Both the Old Testament and the gospels remind us that we are always involved in shared insecurity and failure: we tend to close our hearts to this, but we can seek to overcome these setbacks by opening our hearts to each other through the action of God. Faith does not deny the weakness we all sense just now. It does not end the pain. But it invites us to share compassionately our need of each other, our need to make our neighbour as safe as we seek to be safe ourselves. We are not to seeking safety at our neighbour’s expense.
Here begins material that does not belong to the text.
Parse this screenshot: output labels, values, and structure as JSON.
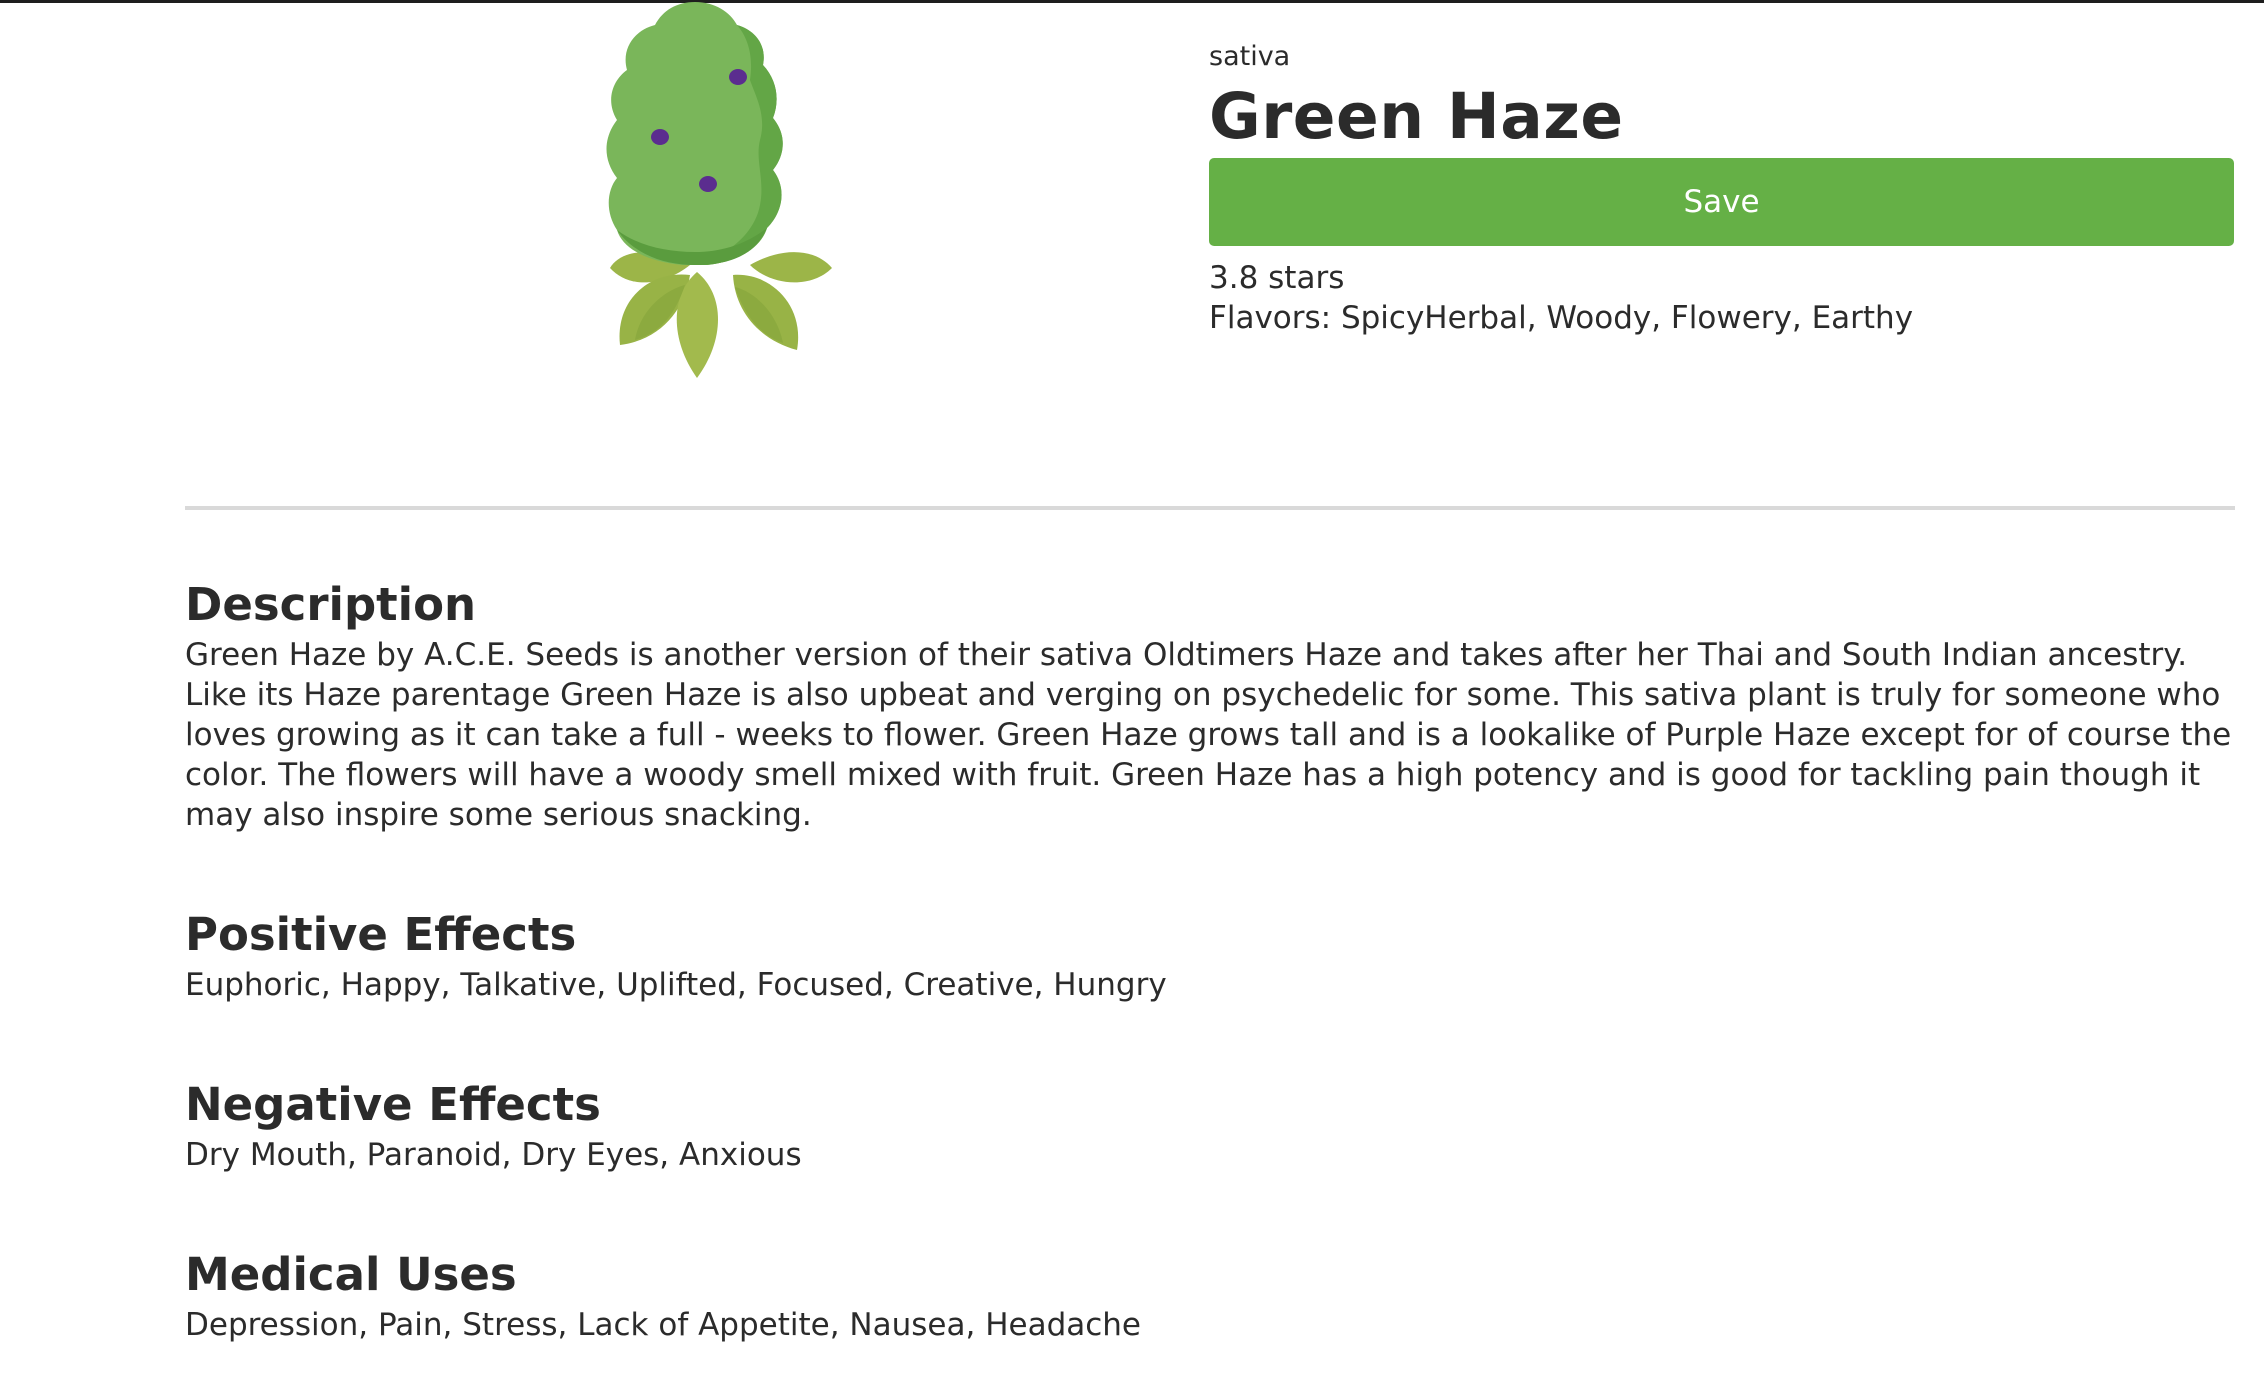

In a book to be published in two weeks’ time (Candles in the Dark: Faith, hope and love in a time of pandemic) Rowan Williams asks: what we are learning from the present situation? Firstly, are we becoming more aware of our dependence on each other? Are we becoming more aware of the risks and limitations of living in a world which we are never likely to be able to control completely? Are we becoming increasingly aware of the most vulnerable people, such as those who are without work, without a home, without food, without essential medical care for mind and body, or without human contact and love?
These are all huge questions, but I think and hope they can be answered rather more positively than a few months ago. There is a sense of more solidarity and goodwill among people. May this be a sign of the beginning of a fundamental change from individualism to community. May the words I and me be replaced by we and us as second nature. Together with the hope that vaccines will at least attenuate the pandemic, may we also hope that the events of recent months have kindled a new longing for generous and joyful life in communities everywhere. May our Advent prayer be that this longing is so. May we have the grace to act as if it is so. Amen.